Un fossé de gouvernance
Les administrateurs sont bien plus impliqués que les soignants dans l'élaboration des politiques IA (30 % contre 9 %), mais ni les uns ni les autres ne les connaissent réellement : seuls 41 % des administrateurs et 35 % des soignants disent suivre scrupuleusement la politique de leur organisation, et à peine 30 % des soignants estiment que les règles sont clairement communiquées.
Ce qu'il faut mettre en place
Interdire ne fait que déplacer le problème vers une clandestinité plus difficile à surveiller. Quatre leviers ressortent :
- Des alternatives réellement opérationnelles : un outil conforme mais lent ou mal intégré ne rivalisera jamais avec un chatbot ouvert dans un nouvel onglet.
- Une gouvernance construite avec les cliniciens, dès la sélection des outils, et non imposée depuis les seuls services IT ou administratifs.

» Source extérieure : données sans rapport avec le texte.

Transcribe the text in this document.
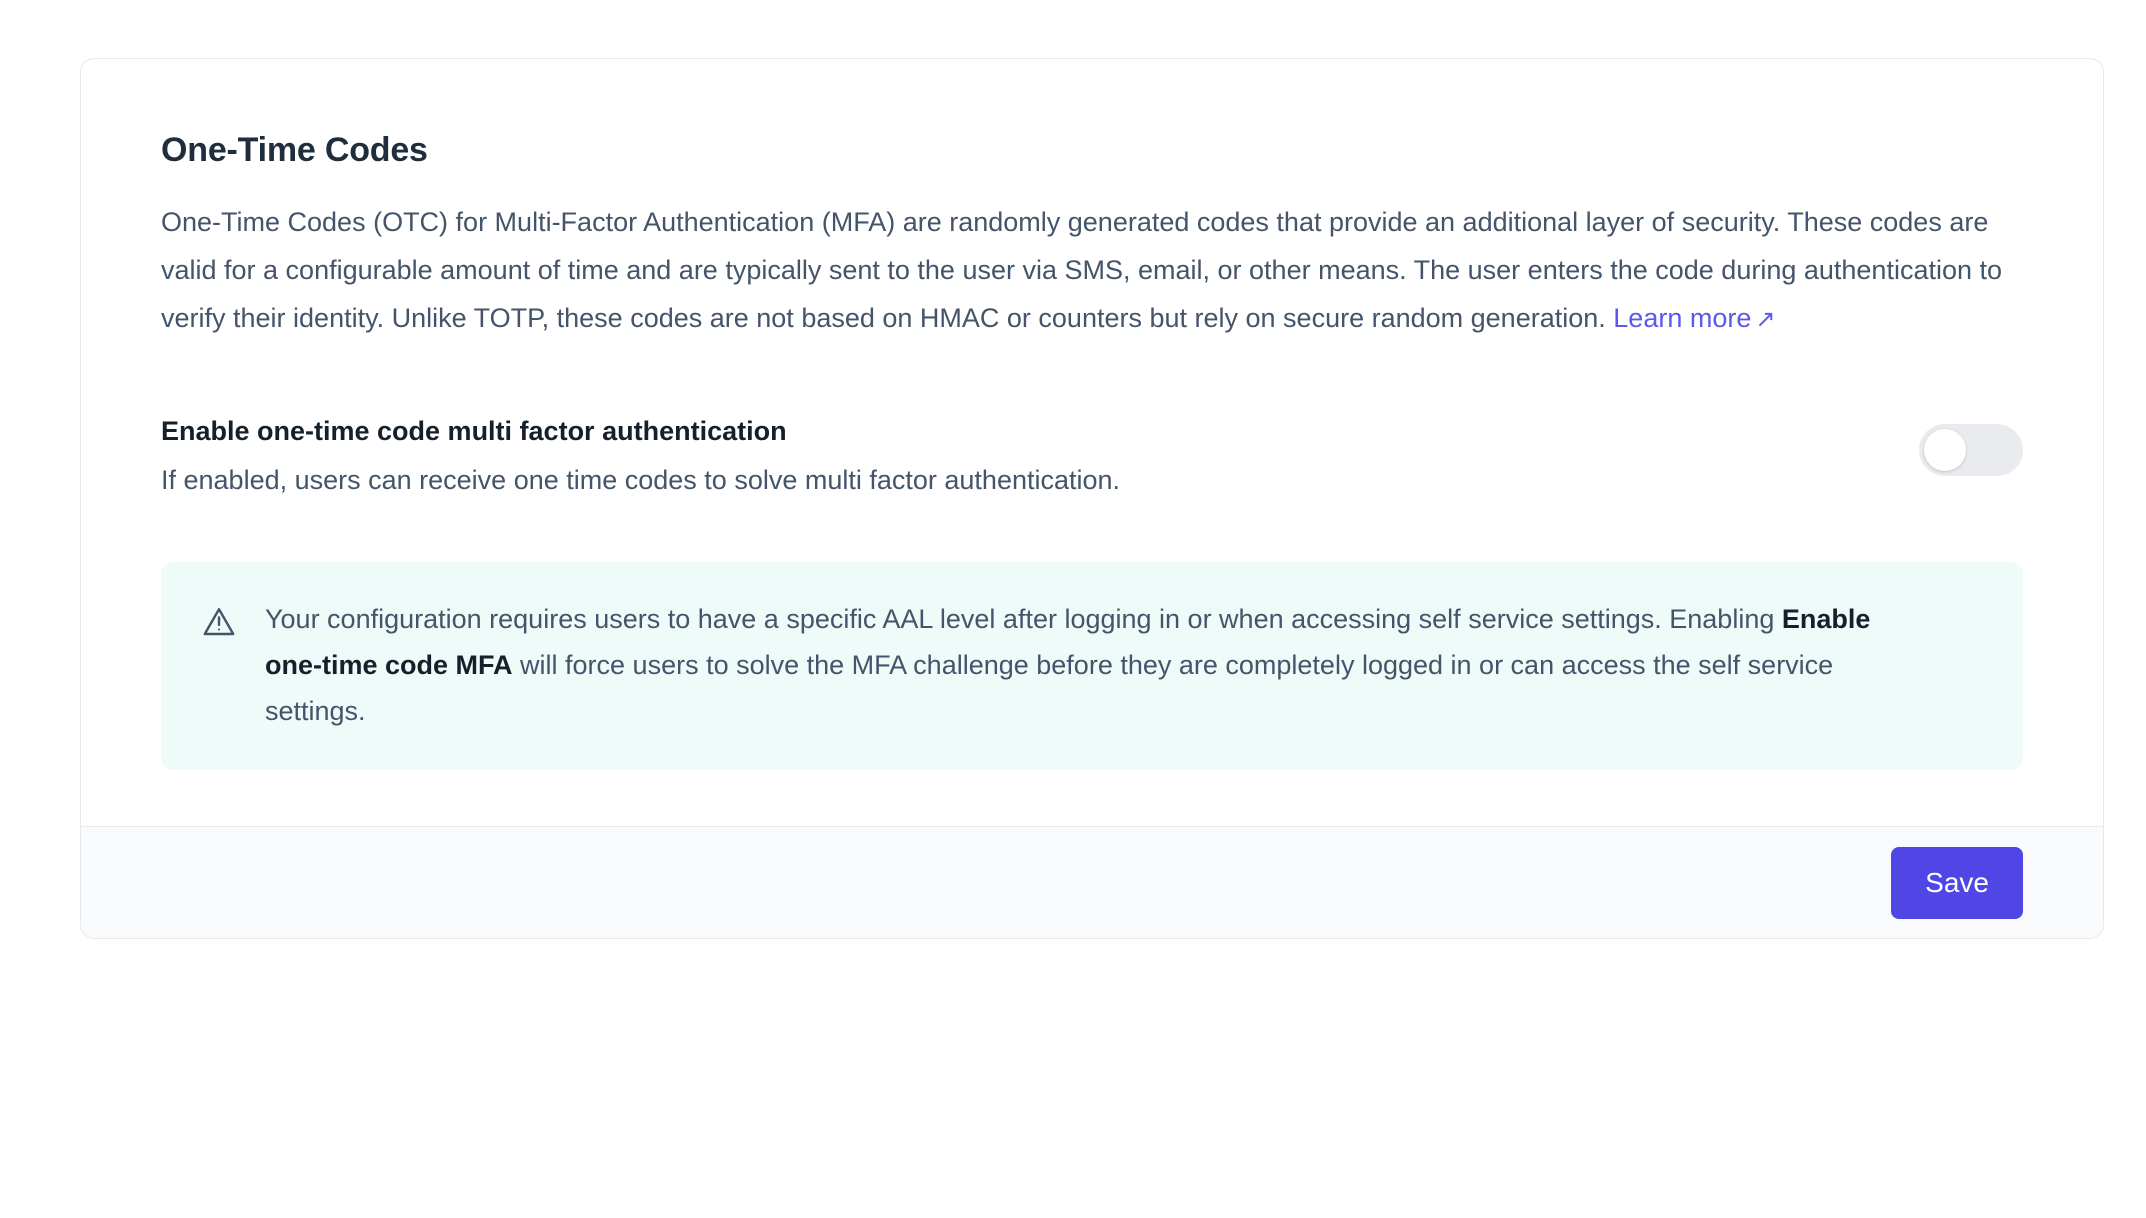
One-Time Codes

One-Time Codes (OTC) for Multi-Factor Authentication (MFA) are randomly generated codes that provide an additional layer of security. These codes are valid for a configurable amount of time and are typically sent to the user via SMS, email, or other means. The user enters the code during authentication to verify their identity. Unlike TOTP, these codes are not based on HMAC or counters but rely on secure random generation. Learn more ↗

Enable one-time code multi factor authentication

If enabled, users can receive one time codes to solve multi factor authentication.

Your configuration requires users to have a specific AAL level after logging in or when accessing self service settings. Enabling Enable one-time code MFA will force users to solve the MFA challenge before they are completely logged in or can access the self service settings.
Save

- Une communication claire et répétée des règles, intégrée à la formation continue plutôt que reléguée à un document interne.
- Une formation structurée et récurrente, seule capable de réduire durablement le biais d'automatisation, et qui traite l'usage de l'IA comme une compétence clinique à part entière.
L'IA fantôme n'est pas un phénomène passager. Elle traduit un écart entre le rythme de l'innovation et celui, plus lent, des institutions pour évaluer et déployer des outils conformes. Le combler suppose une action conjointe sur les outils, la gouvernance et la formation, c'est précisément l'ambition portée par iamedicale.org.